Seçimlerdeki en büyük çekişme, hiç kuşku yok ki büyük şehirlerde olacak. Gözler İstanbul, Ankara, İzmir ve Diyarbakır'ın üzerinde. Kamuoyu yoklamaları İstanbulluların mevcut başkan Kadir Topbaş'ın çalışmalarından memnun olduğunu gösterse de CHP seçime iddialı hazırlanıyor. Ancak CHP'nin adayı Kemal Kılıçdaroğlu hâlâ şehrin sorunlarını çözecek bir başkan olmaktan çok, koltuk altında bürokrasiden sızdırılmış yolsuzluk dosyalarıyla gezen bir araştırmacıya benziyor. Başkan olacağına kendisi de inanmıyor. Belki de seçim stratejisi "hükümete ne kadar zarar verirsem yanıma kârdır" üzerine kurulu.

AK Parti için en büyük tehlike küskünler. Bu süreçte hangi sebepten olursa olsun, oyundan düşmelere müsaade edilmemesi gerekir. Kamuoyu yoklamalarında yerel seçimlerde halkın iktidara teveccüh ediyor olması AK Parti'nin işini daha da zorlaştırıyor. Unutmamak gerekir ki insanın en zayıf olduğu an kendini çok güçlü hissettiği zamandır.

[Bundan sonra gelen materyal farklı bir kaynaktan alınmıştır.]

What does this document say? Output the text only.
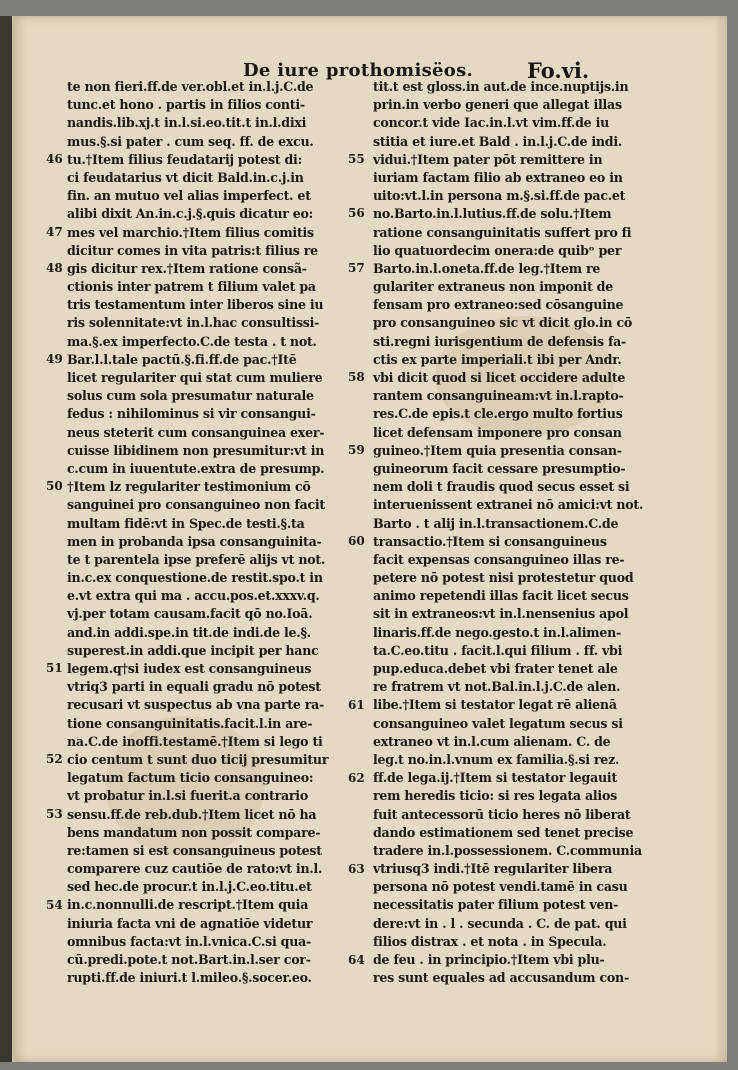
De iure protho​misëos.	Fo.vi.
te non fieri.ff.de ver.obl.et in.l.j.C.de
tunc.et hono . partis in filios conti-
nandis.lib.xj.t in.l.si.eo.tit.t in.l.dixi
mus.§.si pater . cum seq. ff. de excu.
tu.†Item filius feudatarij potest di:
ci feudatarius vt dicit Bald.in.c.j.in
fin. an mutuo vel alias imperfect. et
alibi dixit An.in.c.j.§.quis dicatur eo:
mes vel marchio.†Item filius comitis
dicitur comes in vita patris:t filius re
gis dicitur rex.†Item ratione consã-
ctionis inter patrem t filium valet pa
tris testamentum inter liberos sine iu
ris solennitate:vt in.l.hac consultissi-
ma.§.ex imperfecto.C.de testa . t not.
Bar.l.l.tale pactū.§.fi.ff.de pac.†Itē
licet regulariter qui stat cum muliere
solus cum sola presumatur naturale
fedus : nihilominus si vir consangui-
neus steterit cum consanguinea exer-
cuisse libidinem non presumitur:vt in
c.cum in iuuentute.extra de presump.
†Item lz regulariter testimonium cō
sanguinei pro consanguineo non facit
multam fidē:vt in Spec.de testi.§.ta
men in probanda ipsa consanguinita-
te t parentela ipse preferē alijs vt not.
in.c.ex conquestione.de restit.spo.t in
e.vt extra qui ma . accu.pos.et.xxxv.q.
vj.per totam causam.facit qō no.Ioā.
and.in addi.spe.in tit.de indi.de le.§.
superest.in addi.que incipit per hanc
legem.q†si iudex est consanguineus
vtriq3 parti in equali gradu nō potest
recusari vt suspectus ab vna parte ra-
tione consanguinitatis.facit.l.in are-
na.C.de inoffi.testamē.†Item si lego ti
cio centum t sunt duo ticij presumitur
legatum factum ticio consanguineo:
vt probatur in.l.si fuerit.a contrario
sensu.ff.de reb.dub.†Item licet nō ha
bens mandatum non possit compare-
re:tamen si est consanguineus potest
comparere cuz cautiōe de rato:vt in.l.
sed hec.de procur.t in.l.j.C.eo.titu.et
in.c.nonnulli.de rescript.†Item quia
iniuria facta vni de agnatiōe videtur
omnibus facta:vt in.l.vnica.C.si qua-
cū.predi.pote.t not.Bart.in.l.ser cor-
rupti.ff.de iniuri.t l.mileo.§.socer.eo.
tit.t est gloss.in aut.de ince.nuptijs.in
prin.in verbo generi que allegat illas
concor.t vide Iac.in.l.vt vim.ff.de iu
stitia et iure.et Bald . in.l.j.C.de indi.
vidui.†Item pater pōt remittere in
iuriam factam filio ab extraneo eo in
uito:vt.l.in persona m.§.si.ff.de pac.et
no.Barto.in.l.lutius.ff.de solu.†Item
ratione consanguinitatis suffert pro fi
lio quatuordecim onera:de quibᵒ per
Barto.in.l.oneta.ff.de leg.†Item re
gulariter extraneus non imponit de
fensam pro extraneo:sed cōsanguine
pro consanguineo sic vt dicit glo.in cō
sti.regni iurisgentium de defensis fa-
ctis ex parte imperiali.t ibi per Andr.
vbi dicit quod si licet occidere adulte
rantem consanguineam:vt in.l.rapto-
res.C.de epis.t cle.ergo multo fortius
licet defensam imponere pro consan
guineo.†Item quia presentia consan-
guineorum facit cessare presumptio-
nem doli t fraudis quod secus esset si
interuenissent extranei nō amici:vt not.
Barto . t alij in.l.transactionem.C.de
transactio.†Item si consanguineus
facit expensas consanguineo illas re-
petere nō potest nisi protestetur quod
animo repetendi illas facit licet secus
sit in extraneos:vt in.l.nensenius apol
linaris.ff.de nego.gesto.t in.l.alimen-
ta.C.eo.titu . facit.l.qui filium . ff. vbi
pup.educa.debet vbi frater tenet ale
re fratrem vt not.Bal.in.l.j.C.de alen.
libe.†Item si testator legat rē alienā
consanguineo valet legatum secus si
extraneo vt in.l.cum alienam. C. de
leg.t no.in.l.vnum ex familia.§.si rez.
ff.de lega.ij.†Item si testator legauit
rem heredis ticio: si res legata alios
fuit antecessorū ticio heres nō liberat
dando estimationem sed tenet precise
tradere in.l.possessionem. C.communia
vtriusq3 indi.†Itē regulariter libera
persona nō potest vendi.tamē in casu
necessitatis pater filium potest ven-
dere:vt in . l . secunda . C. de pat. qui
filios distrax . et nota . in Specula.
de feu . in principio.†Item vbi plu-
res sunt equales ad accusandum con-
46
47
48
49
50
51
52
53
54
55
56
57
58
59
60
61
62
63
64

Seçim sürecinde kilit partilerden birisi Saadet Partisi olacak. AK Parti ile kavgası olanların, can simidi diye sarıldıkları partilerin başında geliyor. AK Parti'den aday gösterilmeyenlerin B planı olarak tercih ettikleri parti olarak göze çarpıyor. Medya da ona büyük önem veriyor. İstanbul Büyükşehir Belediyesi başkan adaylarını Star TV ekranlarından canlı olarak açıklamaları oldukça ilginçti. Haberin başlangıcında ise; Saadet Partisi'nin bu seçimlerde ne kadar başarılı olacağı uzun uzun anlatıldı. Söz konusu haber kanalının muhtemel hesabı Saadet Partisi'nin mümkün olduğu kadar çok oy tırpanlaması üzerine kurulu. 28 Şubat sürecinde ağza alınmadık iftiralarla karaladıkları parti konusunda bugün farklı bir strateji yürütüyorlar.

Saadet Partisi'nin, küskünlerin gittiği bir parti olması kadar, bazı medya gruplarının büyük oyununda rol alması da çok yanlış. Bu anlamda Türkiye'de oynanan bütün oyunların farkında olacak birikime sahip Numan Kurtulmuş yönetiminin, bu medya gruplarının oyununa gelmeyeceğini bilmek güzel.

29 Mart, her ne kadar yerel seçim olsa da, aynı zamanda referanduma dönüştü bile. Şüphesiz mahallî adayların bölgelerindeki etkinlikleri seçimleri bir hayli etkileyecek. Ancak muhalefetin, 29 Mart seçimlerindeki genel fotoğrafı iktidarı topal hale getirmek adına kullanacağı aşikâr. Ergenekon'a sağından solundan batmışlarla tam göbeğinde olanların bütün ümidini 29 Mart seçimlerine bağladıkları kesin. Bu nedenle toplum tam bir medyatik illizyonuna tabi tutuluyor. Ellerinde televizyon ve gazeteleri olanlar her haberden bir tavşan çıkaracaklarını düşünüyorlar. Bereket ki toplum bunlara kanmıyor ve bu medya grupları kimi tutuyorsa onlar kaybediyor.